Kaçınılmazlık sebebiyle bir iş kazası veya meslek hastalığı meydana gelmişse bu takdirde işverenin mevzuat gereği almakla yükümlü olduğu tüm önlemleri almış olması durumunda artık sorumlu olmayacaktır, çünkü tüm önlemlere rağmen önlenmesi mümkün olmayan bir durum söz konusu olduğundan işveren sorumlu olmayacaktır.
Nitekim iş kazasında kaçınılmazlıktan söz edilebilmesi için İş Sağlığı ve Güvenliği Mevzuatına göre işverenin, işyerinde çağın ve teknolojinin gerektirdiği önlemleri almasına rağmen iş kazasının meydana gelmiş olması gerektiği Yargıtay kararlarında da belirlenmiştir.
Dr. İbrahim OĞUR
E. Baş iş Müfettişi
DETAM Grup Yönetim Kurulu Başkanı
KAYNAKÇA:
– Yargıtay 10.Hukuk Dairesi E:2015/8952 K:2015/10854
– 27 Yargıtay Hukuk Genel Kurulu, Esas: 2012/10-1141, Karar: 2013/282, Tarih: 27.02.2013.

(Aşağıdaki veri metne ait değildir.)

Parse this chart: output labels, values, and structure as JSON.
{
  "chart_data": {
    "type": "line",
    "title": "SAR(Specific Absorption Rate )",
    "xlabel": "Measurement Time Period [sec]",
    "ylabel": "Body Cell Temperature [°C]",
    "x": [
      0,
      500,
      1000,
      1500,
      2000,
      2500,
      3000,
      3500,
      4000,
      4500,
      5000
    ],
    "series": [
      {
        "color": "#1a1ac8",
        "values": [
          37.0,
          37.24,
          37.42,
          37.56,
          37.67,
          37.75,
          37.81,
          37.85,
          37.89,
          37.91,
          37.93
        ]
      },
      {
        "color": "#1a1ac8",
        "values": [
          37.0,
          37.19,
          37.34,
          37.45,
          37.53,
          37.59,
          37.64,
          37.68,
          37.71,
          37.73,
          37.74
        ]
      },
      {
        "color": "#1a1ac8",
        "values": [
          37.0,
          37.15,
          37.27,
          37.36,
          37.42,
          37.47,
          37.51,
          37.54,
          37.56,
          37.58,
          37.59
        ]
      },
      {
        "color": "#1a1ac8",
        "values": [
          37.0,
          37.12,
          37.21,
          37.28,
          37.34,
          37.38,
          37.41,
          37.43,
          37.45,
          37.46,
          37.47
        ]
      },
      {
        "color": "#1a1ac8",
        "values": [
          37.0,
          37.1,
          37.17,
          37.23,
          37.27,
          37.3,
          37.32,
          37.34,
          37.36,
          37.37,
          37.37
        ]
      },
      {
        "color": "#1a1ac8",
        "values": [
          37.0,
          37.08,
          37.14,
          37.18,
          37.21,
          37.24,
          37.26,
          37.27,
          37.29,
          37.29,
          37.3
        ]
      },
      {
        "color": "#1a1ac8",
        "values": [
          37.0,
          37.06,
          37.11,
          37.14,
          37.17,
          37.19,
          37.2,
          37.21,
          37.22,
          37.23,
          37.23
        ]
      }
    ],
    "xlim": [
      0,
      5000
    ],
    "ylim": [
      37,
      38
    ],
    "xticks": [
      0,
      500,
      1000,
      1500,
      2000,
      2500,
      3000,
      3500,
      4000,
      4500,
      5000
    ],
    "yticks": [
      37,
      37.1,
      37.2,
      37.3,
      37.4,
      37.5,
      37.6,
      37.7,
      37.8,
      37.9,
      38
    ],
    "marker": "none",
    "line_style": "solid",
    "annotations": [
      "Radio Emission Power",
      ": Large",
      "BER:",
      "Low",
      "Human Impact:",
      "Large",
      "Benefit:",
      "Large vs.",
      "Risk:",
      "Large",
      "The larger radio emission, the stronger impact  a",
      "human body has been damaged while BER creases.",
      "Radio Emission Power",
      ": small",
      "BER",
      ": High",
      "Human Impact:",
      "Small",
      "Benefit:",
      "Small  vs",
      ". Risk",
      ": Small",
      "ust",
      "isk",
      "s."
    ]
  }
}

– BALOĞLU, Cem: İşverenlerin İş Kazalarından Doğan Hukuki Sorumluluğu, s.120 Balcı, a.g.m., s.163.
– Tuncay, C. (2006). Kurumun İşverene Rücuu– Olayda Kaçınılmazlık Durumu. Sicil Dergisi, (6), s.186.
– Güzel, A., Okur, A.R. (2003). Sosyal Güvenlik Hukuku. İstanbul: Beta Yayınevi, s.247, Araslı, U. (2002). Sosyal Güvenlik ve Sosyal Sigortalar. Ankara: Turhan Kitabevi, s.511.
– Prof.Dr. A. Can Tuncay, Kurumun işverene Rücu-Olayda Kaçınılmazlık Durumu, Sicil İş Hukuku Dergisi, Sayı 4, s. 185
– Prof. Dr. Berin Engin, Sosyal Sigortalar ve Genel Sağlık Sigortası Kanunu İşverene Rücu ya Nasıl Bakıyor?, Sicil İş Hukuku Dergisi, Sayı 4, s. 139
– H.G.K.’nun 6.10.1999 gün ve 1999/10-687 E.-1999/775 K. ile 16.10.1985 gün ve 1985/10-197 E. 1985/826 K.